In an August 7 speech at the Atlantic Council in Washington, British Defense Secretary Gavin Williamson claimed the Royal Navy’s return to the Pacific would be permanent. He also said China’s rise was an international problem, and that its militarization of artificial features in the South China Sea, where it has overlapping territorial claims with a number of Southeast Asian neighbors, went against international norms.
British naval deployment in East Asia is officially aimed at protecting global seaborne trade. Admiral Sir Philip Jones, the Royal Navy’s first sea lord and chief of naval staff, said during an event at the London-based Royal United Services Institute in May that Beijing “may not pose a direct threat” to Britain, but it could be able to contest the Royal Navy’s ability to conduct freedom of navigation operations, a key component of the rules-based international order.
Williamson also emphasized that Britain was still “a tier-one” military power, “ready and willing to fight in mainland Europe, in the Middle or in the Far East.” But the reality is that the Royal Navy cannot operate in East Asia without the support of the vast US defense framework, as well as French military forces and logistical facilities in the Indo-Pacific area.
Current and future deployments
Three British warships have been deployed in the Indian Ocean and Pacific waters this year. The anti-submarine frigate HMS Sutherland returned to Britain on August 10 after a seven-month service that included passages through the disputed South China Sea, port visits to Asia-Pacific countries and joint exercises with the United States, Australia, Japan and New Zealand.
The amphibious assault ship HMS Albion, the fleet flagship of the Royal Navy recently stationed in Northeast Asia to enforce United Nations sanctions against North Korea, is set to begin its journey back to Britain. In the meantime, HMS Argyll, another anti-submarine frigate, is heading for East Asia, where it will take part in maritime drills with Japan.
The British government intends to deploy one of its two future aircraft carriers (HMS Queen Elizabeth and HMS Prince of Wales) in the Indo-Pacific in the 2020s. The capabilities of the 65,000-tonne HMS Queen Elizabeth, which will be docking in New York next month, will be reinforced by a US Marine Corps squadron of F35B fighters in 2021. The Royal Navy is placing great emphasis on combined air-sea capacities and full integration of the F-35 and future air combat platforms with carrier strike forces.
Part of a globally deployed maritime task group
Access to seas and oceans is a staple of Britain’s geopolitics. London wants global commons to be free and secure, and is concerned that China’s rapid expansion of its naval forces can limit its freedom of action in the Indian and Pacific oceans.
Speaking at another conference in June, Admiral Jones said Britain would soon be able to team up with the navies of the United State and France “delivering continuous carrier strike capability as part of a globally deployed maritime task group.”
The Franco-British combined expeditionary force should become effective by 2020. HMS Albion held joint operations with the French-led Jeanne d’Arc naval task force in the Java Sea in April. British troops, with two Wildcat helicopters, joined the French mission embarked on amphibious assault ship FS Dixmude.

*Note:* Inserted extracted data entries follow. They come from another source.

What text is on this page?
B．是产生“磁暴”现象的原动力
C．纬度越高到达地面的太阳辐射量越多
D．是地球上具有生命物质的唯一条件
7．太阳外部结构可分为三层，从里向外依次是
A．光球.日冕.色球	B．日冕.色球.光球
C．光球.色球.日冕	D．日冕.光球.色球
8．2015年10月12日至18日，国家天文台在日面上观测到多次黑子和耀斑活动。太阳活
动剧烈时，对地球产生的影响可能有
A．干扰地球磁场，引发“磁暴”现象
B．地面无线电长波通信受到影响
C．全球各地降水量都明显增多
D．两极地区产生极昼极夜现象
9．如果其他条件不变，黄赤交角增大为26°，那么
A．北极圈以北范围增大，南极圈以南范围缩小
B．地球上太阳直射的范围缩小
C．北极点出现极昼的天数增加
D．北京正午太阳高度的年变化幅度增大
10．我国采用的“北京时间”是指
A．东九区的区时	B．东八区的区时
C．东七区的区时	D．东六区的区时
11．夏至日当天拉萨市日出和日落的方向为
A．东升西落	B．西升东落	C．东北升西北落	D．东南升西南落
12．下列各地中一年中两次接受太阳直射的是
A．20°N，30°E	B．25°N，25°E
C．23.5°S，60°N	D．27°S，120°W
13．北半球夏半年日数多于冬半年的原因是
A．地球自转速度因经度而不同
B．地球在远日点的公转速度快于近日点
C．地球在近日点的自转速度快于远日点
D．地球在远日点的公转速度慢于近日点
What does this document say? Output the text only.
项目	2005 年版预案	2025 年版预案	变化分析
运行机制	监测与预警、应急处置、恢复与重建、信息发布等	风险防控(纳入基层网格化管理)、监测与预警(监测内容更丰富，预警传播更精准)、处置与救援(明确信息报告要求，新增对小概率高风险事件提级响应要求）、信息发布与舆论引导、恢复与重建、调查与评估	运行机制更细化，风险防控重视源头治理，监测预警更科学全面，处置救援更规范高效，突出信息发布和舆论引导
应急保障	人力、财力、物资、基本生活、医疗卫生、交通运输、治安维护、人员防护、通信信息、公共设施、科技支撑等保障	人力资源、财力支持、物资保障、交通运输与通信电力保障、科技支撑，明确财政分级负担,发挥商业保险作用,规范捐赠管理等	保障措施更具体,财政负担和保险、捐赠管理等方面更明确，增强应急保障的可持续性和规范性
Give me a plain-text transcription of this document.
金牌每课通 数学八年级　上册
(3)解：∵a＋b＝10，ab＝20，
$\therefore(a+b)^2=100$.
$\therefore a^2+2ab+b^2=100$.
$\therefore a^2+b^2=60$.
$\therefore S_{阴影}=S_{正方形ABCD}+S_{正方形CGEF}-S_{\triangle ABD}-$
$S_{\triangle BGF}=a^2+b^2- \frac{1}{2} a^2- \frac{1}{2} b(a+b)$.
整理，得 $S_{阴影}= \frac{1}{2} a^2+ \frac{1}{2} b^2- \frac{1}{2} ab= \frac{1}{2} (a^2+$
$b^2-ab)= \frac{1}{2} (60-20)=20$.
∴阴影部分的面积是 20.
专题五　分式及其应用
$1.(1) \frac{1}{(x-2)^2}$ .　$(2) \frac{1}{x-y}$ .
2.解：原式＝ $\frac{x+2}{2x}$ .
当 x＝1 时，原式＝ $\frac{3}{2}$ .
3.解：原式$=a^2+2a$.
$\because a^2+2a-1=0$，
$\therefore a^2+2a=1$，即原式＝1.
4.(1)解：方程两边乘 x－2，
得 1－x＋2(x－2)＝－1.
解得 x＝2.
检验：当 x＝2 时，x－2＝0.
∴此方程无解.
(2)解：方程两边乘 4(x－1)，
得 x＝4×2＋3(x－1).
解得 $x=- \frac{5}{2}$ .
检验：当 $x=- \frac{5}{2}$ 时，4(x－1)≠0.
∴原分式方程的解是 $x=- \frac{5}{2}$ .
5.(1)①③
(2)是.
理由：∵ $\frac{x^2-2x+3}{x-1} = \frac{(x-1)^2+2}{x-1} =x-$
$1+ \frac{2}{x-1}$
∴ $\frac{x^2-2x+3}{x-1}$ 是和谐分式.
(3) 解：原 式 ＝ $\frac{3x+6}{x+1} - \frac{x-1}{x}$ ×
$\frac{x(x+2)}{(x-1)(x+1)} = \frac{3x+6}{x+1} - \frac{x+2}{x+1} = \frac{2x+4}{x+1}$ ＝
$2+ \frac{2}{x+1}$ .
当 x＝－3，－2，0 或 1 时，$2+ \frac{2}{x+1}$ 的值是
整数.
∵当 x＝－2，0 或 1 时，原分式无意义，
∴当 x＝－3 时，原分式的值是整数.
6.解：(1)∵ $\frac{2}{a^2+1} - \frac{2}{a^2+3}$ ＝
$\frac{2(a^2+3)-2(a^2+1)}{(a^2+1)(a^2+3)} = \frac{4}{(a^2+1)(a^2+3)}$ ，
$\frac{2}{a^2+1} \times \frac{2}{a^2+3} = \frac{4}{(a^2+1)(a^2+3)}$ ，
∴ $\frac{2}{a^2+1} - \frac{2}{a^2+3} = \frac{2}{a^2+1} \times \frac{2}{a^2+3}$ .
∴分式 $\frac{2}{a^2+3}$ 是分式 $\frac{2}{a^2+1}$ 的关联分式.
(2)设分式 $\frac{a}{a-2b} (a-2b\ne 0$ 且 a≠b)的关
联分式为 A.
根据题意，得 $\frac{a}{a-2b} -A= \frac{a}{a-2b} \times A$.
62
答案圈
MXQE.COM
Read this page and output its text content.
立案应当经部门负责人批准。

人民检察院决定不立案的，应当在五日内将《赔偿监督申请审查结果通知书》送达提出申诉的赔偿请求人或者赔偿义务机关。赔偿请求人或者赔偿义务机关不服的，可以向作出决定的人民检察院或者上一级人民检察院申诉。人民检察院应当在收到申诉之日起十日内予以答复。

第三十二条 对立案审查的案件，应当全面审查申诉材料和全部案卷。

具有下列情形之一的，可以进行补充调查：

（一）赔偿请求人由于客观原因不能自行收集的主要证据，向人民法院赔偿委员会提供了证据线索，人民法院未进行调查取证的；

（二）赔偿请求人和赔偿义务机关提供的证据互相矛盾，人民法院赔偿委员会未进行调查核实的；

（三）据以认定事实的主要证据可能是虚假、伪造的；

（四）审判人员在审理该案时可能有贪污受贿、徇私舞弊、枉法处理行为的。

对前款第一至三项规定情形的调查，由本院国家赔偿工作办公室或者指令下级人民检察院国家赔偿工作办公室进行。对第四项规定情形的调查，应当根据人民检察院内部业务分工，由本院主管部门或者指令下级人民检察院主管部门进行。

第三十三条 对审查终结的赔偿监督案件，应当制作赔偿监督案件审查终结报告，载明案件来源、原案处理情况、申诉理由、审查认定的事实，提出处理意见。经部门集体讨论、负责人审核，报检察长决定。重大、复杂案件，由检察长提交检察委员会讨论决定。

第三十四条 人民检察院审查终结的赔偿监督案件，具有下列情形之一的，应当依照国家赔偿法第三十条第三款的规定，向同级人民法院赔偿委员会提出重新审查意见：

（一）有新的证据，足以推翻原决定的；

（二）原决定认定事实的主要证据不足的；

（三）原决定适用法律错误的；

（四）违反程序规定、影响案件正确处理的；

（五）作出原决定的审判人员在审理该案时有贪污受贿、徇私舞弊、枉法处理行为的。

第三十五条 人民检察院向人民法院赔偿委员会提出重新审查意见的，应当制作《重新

Britain also has a new trilateral arrangement with the French Navy and the Japan Maritime Self-Defence Force. In addition, last month, Williamson and his Australian counterpart, Marise Payne, floated the possibility of HMS Queen Elizabeth joining the Royal Australian Navy in the Pacific area to assert international navigation rights, and possibly support Canberra’s anti-submarine operations in its waters – which have the Chinese People’s Liberation Army Navy (PLAN) as their obvious target.
According to Jones, in five years “it is reasonable to expect that wherever [British naval forces] are operating, the Chinese will be there, too.” He added that in 10 years the Chinese submarine fleet was likely to outnumber that of the US Navy.
Britain now has 10 submarines and 70 vessels, of which 13 are frigates and six are destroyers. Despite London’s commitment to building new warships, numbers are expected to remain roughly the same in the coming years. The mismatch with the PLAN is plain for all to see, and defense cooperation with allies and partners is indispensable for Britain to keep an “unbroken” presence in the Indo-Pacific arena – a last-ditch attempt to prove it will be a global security actor even after Brexit, its exit from the European Union next March.